Hatte sie doch etwas bemerkt?

Svetlana hoffte es. Eine normale Antwort erhielt sie nicht. Jamina schwieg immer.

Ihre Augen hatte sie nicht ganz geschlossen, und so ging die Mutter davon aus, dass sie möglicherweise sah, wer an ihrem Bett Platz genommen hatte.

Svetlana zwang sich zu einem Lächeln. „Es gibt wieder Hoffnung, mein kleiner Schatz. Es gibt Hoffnung, das weiß ich. Und ich möchte es dir auch sagen. Du sollst es erfahren. Du darfst nicht sterben. Wir haben alles versucht, verstehst du? Wir haben auch die letzte Möglichkeit in Betracht gezogen. Halte durch. Nur eine kurze Zeit. Es wird nicht lange dauern, bis die Ärztin zurückkommt und den Engel mitbringt. Er wird dich heilen. Er hat die heilenden Hände. Davon bin ich überzeugt, und dann bist du wieder gesund.“

So hoffnungsfroh hatte Svetlana in den letzten Tagen nie gesprochen. Es war zudem kein Grund vorhanden gewesen. In diesem Fall hoffte sie, von Jamina gehört worden zu sein.

Sie lag regungslos auf dem Rücken und bewegte sich um keinen Millimeter. Der Mund war nicht ganz geschlossen, sodass sie auch durch ihn Luft holen konnte. Nur war es für die Mutter kaum zu sehen, auch jetzt nach dieser Ankündigung veränderte sich nichts, und genau das machte Svetlana traurig.

Im Zimmer war es noch kälter geworden, obwohl das Fenster nicht mehr offen stand. Die Frau wusste auch nicht, woher die Kälte kam, und wieder dachte sie daran, dass möglicherweise der Tod irgendwo im Hintergrund lauerte.
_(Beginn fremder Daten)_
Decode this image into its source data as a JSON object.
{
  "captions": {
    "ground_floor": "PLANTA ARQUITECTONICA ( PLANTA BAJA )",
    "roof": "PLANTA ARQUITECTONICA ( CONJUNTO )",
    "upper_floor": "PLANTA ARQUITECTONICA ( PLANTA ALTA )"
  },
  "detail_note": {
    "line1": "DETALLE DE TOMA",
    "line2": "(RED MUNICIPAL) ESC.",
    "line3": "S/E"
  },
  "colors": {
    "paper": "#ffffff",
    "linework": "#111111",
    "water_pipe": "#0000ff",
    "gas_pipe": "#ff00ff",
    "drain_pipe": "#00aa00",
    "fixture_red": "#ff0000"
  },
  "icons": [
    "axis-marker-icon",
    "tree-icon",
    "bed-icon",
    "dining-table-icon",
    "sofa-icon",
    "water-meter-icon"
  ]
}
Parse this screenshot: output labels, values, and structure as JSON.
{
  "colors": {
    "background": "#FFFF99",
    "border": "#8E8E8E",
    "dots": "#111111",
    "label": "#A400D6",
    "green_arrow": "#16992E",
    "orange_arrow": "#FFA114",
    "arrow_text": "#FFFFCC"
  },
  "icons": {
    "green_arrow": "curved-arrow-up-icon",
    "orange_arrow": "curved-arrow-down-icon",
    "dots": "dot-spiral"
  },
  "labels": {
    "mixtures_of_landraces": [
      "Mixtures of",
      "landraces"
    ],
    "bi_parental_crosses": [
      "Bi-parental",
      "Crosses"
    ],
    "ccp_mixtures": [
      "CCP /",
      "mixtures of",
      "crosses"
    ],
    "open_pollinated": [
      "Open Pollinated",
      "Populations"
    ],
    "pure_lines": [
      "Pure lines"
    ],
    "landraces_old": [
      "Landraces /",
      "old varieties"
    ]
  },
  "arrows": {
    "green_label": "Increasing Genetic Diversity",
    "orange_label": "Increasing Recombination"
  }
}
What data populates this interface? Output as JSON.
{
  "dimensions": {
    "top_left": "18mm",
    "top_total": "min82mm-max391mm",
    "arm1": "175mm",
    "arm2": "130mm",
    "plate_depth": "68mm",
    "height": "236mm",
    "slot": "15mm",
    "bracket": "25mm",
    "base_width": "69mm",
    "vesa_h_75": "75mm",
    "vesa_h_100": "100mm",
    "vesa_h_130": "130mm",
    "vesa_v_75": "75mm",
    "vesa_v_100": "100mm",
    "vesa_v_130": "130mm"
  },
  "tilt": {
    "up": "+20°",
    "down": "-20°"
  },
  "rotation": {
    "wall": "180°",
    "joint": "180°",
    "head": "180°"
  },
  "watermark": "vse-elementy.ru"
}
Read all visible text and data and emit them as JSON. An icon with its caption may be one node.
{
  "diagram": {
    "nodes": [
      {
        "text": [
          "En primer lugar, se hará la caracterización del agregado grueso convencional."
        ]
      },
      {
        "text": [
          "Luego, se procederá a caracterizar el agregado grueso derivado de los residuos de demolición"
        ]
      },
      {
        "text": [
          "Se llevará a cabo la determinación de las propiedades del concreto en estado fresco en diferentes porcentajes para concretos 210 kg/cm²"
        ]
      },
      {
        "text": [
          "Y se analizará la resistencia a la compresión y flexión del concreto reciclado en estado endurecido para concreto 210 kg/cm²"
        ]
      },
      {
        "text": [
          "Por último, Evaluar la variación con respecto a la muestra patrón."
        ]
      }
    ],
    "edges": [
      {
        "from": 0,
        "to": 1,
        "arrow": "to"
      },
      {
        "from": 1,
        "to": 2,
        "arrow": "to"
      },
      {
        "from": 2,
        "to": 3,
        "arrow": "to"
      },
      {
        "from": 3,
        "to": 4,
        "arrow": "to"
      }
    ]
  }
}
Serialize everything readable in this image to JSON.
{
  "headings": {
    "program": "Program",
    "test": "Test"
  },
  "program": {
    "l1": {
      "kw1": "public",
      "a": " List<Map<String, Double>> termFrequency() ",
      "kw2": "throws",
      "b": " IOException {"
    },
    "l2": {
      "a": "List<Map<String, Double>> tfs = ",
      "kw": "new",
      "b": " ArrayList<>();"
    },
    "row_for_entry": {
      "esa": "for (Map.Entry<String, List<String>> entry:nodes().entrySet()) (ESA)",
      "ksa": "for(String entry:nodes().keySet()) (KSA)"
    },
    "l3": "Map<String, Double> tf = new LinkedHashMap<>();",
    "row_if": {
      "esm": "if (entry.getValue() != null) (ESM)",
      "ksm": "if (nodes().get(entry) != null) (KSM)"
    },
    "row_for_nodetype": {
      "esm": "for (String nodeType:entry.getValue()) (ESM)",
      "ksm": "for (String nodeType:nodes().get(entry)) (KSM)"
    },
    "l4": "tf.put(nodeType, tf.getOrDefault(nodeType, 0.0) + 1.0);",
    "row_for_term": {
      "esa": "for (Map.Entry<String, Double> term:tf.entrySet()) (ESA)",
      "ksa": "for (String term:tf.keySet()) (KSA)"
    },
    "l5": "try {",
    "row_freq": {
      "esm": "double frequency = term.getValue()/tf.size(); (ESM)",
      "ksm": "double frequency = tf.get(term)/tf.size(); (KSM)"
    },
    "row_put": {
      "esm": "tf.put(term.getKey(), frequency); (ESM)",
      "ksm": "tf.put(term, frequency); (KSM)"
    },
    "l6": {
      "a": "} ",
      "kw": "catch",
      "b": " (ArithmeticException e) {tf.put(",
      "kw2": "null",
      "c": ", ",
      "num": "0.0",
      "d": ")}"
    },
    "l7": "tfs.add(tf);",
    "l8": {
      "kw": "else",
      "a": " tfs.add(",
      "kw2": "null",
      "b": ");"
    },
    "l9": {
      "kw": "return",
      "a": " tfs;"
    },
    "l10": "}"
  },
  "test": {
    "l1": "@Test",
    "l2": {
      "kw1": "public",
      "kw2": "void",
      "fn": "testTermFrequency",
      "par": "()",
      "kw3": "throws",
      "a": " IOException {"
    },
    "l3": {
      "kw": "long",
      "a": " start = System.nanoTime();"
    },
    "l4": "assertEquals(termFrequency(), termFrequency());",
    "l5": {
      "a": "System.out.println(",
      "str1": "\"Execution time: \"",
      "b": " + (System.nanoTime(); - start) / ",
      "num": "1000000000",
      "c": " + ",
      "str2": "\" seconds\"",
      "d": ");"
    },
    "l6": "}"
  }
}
Die Haut auf ihrem Rücken zog sich zusammen, und sie drehte sich auf dem Stuhl um, ohne sich von ihm zu erheben. Sie suchte nach einem Hinweis auf das, mit dem sich ihre Gedanken beschäftigten. Sie dachte auch an das Jenseits und an die Geister, die darin ihre neue Heimat gefunden hatte. Es war der Platz für die Toten, doch manchmal nahmen die Verstorbenen Kontakt zu den Menschen auf. Davon hatte sie gehört und auch gelesen.

Zu sehen war nichts. Nur zu spüren. Etwas sehr Kaltes hatte sich ausgebreitet und war wie mit langen Fingern an sie heran gekommen. Es strich an ihr vorbei. Es berührte sie, und Svetlana merkte, dass die Angst immer stärker in ihr hoch drang. Nur mühsam hielt sie sich auf dem Stuhl.

Die Überraschung aber erlebte sie nicht aus dem Jenseits, sondern direkt in ihrer Nähe.

Was seit Tagen nicht mehr geschehen war, passierte jetzt.

Jamina sprach.

Sehr deutlich hörte sie die Stimme ihrer Tochter, die fragte: „Kommt wirklich der Engel?“

*

Nein, sie hatte sich nicht verhört. Es war tatsächlich Jamina gewesen, die diese Frage gestellt hatte. Es war das eingetreten, auf das sie so lange gewartet hatte, und jetzt, als es geschehen war, da konnte sie nicht mehr, da hatte sie das Gefühl, keinen Stuhl mehr unter dem Körper zu spüren und in der Luft zu schweben.

Jamina hatte ihr eine Frage gestellt, und diese Frage hatte sich auf das bezogen, was gesprochen worden war. Es ließ nur den Schluss zu, dass sie alles mitbekommen hatte und auch in der Lage war, zu reagieren.